The Boy Covered In Soot ; A Story About Racism

Throughout 5 years of my life as a med student, 4 years of them consisted of my staying on-campus rather than off-campus.

During my 4th year, one of my housemates was a very attractive Zimbabwean girl. She looked just like any other Zimbabwean girl; dark skinned with startlingly white perfect  row of teeth and a very engaging smile.

We did not have much in common except for one thing; both of us were used to being stared at for being different. I was stared at because I wore the hijab in a society where they dress to reveal. She was stared at simply because of her different skin tone..a black.

One day we were both in the Edwards Hall kitchen, and feeling too awkward to be in the same space without AT LEAST making some small talk (I hate small talk because I am very bad at it), we talked about how it felt to be different from the society.

We talked about how we got stared at a lot and sometimes wished these white people would stop staring. I could feel eyes of the passersby boring into my bones as I crossed the street. Let’s not even get into the shouting “Hey towel head.” (Patutkah tudung aku yang cun dan penuh manik ni disamakan dengan tuala? Iys, tak patut!).

Then we jokingly said, “Next time we get stared at, let’s just pretend they are staring at our excessive beauty. Hahah.”

Then she told me about the story of her nephew. Her nephew had just started school at that time. Still a kid, who is not supposed to be initiated to cruelty and racism. But in Australia, there are certain things that you cannot escape.

You don’t get much staring in the street of Sydney and Melbourne; a more urban area in which globalization is kicking and thriving. But the more rural you get, the more anglo-saxon it becomes and  they are not used to foreigners.

Now, back to her nephew. Her nephew is a very cute little boy. Dark skinned, big round eyes, short curly hair and in possession of such engaging contagious smile. In short, he is adorable.  Utterly so!

But at school, people don’t notice that big round eyes that can melt the heart. They don’t notice the strong white teeth that so characterizes the African people. All they see is the skin color.

Which is such a shame!

The white kids at school do not befriend her nephew much. They thought all the darkness in that skin is DIRT!

Can you imagine?

And then she told me how sad her nephew was at first.
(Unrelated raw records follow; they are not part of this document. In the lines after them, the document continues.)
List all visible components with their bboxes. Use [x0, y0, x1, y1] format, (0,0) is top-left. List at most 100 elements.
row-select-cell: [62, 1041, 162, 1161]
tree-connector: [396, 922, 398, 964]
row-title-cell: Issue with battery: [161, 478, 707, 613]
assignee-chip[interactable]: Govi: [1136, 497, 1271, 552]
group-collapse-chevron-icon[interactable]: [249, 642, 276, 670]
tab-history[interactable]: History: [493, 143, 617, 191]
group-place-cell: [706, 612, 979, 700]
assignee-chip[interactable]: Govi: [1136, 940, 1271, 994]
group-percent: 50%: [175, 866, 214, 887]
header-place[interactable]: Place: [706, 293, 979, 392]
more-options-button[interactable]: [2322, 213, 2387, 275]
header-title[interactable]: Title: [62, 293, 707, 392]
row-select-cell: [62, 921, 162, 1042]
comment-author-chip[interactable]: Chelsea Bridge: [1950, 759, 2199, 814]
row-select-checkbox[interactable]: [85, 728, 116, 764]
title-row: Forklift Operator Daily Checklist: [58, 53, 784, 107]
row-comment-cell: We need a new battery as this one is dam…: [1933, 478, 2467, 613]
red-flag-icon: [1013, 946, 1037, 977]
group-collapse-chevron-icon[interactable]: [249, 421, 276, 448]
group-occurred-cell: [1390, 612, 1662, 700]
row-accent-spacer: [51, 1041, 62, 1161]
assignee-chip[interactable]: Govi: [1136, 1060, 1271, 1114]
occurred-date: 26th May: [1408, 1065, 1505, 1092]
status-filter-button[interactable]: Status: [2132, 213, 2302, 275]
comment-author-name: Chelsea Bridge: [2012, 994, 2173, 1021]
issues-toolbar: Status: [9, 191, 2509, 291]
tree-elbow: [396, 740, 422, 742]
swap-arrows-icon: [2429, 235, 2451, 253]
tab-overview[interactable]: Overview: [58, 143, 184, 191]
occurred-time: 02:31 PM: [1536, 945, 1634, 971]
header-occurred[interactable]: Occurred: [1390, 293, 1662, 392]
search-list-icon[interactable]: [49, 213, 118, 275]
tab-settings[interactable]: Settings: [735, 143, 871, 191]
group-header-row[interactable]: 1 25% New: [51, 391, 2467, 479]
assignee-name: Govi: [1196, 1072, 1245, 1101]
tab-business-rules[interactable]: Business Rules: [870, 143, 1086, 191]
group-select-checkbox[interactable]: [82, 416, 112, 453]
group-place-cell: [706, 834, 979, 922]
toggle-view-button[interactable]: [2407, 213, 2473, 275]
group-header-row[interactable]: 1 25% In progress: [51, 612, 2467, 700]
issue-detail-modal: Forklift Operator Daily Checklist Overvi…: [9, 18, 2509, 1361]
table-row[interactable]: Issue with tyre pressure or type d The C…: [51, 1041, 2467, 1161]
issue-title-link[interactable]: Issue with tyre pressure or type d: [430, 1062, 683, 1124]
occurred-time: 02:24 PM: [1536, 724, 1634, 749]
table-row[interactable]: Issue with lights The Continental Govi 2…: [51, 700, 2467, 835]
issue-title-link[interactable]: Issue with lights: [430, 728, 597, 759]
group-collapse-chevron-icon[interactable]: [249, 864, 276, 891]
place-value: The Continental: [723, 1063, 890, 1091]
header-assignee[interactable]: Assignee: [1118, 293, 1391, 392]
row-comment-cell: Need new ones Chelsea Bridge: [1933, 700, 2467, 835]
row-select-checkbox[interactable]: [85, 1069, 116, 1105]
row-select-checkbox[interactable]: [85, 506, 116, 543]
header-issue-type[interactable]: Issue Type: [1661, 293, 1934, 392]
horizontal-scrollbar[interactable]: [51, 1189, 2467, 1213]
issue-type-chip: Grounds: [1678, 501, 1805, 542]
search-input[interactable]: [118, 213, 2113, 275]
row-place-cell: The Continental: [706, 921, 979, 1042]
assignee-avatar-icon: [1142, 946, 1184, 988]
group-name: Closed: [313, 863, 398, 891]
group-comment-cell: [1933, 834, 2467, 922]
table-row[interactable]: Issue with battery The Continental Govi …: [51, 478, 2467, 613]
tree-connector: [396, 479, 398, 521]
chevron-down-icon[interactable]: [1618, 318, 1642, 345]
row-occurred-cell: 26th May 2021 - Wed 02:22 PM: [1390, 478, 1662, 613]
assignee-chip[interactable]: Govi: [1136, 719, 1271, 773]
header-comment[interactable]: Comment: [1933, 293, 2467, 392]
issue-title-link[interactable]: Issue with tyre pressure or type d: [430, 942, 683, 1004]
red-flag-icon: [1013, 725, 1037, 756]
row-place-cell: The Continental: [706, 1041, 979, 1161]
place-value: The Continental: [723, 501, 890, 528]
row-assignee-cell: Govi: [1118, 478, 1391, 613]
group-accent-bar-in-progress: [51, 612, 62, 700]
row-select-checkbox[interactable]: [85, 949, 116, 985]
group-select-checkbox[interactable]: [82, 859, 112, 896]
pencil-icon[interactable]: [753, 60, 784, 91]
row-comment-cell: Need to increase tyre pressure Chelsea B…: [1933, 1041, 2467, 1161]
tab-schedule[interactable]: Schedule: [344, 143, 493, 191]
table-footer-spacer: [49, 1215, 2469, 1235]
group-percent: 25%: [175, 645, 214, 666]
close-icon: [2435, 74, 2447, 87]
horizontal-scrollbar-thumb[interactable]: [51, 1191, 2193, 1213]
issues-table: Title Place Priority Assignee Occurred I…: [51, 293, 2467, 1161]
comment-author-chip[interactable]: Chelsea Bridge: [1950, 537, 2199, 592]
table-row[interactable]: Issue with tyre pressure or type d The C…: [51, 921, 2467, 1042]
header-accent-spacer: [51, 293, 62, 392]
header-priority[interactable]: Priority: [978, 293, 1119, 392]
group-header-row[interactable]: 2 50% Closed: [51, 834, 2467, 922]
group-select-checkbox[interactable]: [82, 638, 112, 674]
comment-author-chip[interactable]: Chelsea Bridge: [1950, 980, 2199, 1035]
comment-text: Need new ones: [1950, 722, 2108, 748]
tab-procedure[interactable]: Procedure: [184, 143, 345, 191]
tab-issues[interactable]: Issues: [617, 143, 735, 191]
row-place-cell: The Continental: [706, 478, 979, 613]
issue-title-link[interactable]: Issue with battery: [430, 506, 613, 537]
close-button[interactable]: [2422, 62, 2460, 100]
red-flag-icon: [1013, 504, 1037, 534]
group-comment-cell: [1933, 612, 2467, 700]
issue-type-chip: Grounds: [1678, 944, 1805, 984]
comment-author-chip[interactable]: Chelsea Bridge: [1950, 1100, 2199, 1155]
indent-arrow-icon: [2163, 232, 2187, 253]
But one day, her nephew got into a fight with a white kid… and then they somehow became the best of friends.

Ah, dear readers, that is just the sort of story that I love.

So, I decided to write a story just like that. I sat down one day and wrote and wrote and wrote. I wanted to show that short story to my housemate but I never got around to doing it.  I named that story; The Boy Covered In Soot.

Tonight, as I was cleaning up my files, I came across that story that I wrote a few years ago.  I decided to share the story H.E.R.E…maybe one day my housemate will stumble across my blog and I can finally let her know how much the story of her nephew inspired me.

P/S:

I told my housemate that the first Muadzin (the caller to prayer) in Islam is a black man named Bilal Bin Rabah. Just to let her know that as far as I am concerned, no true Muslim can ever justify RACISM.  She was suitably impressed. “Come to a Muslim country, there will be no staring. Any staring done must REALLY be because of your beauty and you will not have to wonder why.” 

Don’t make a liar out of me, please. Stop staring and treat foreigners respectfully. We are all human beings.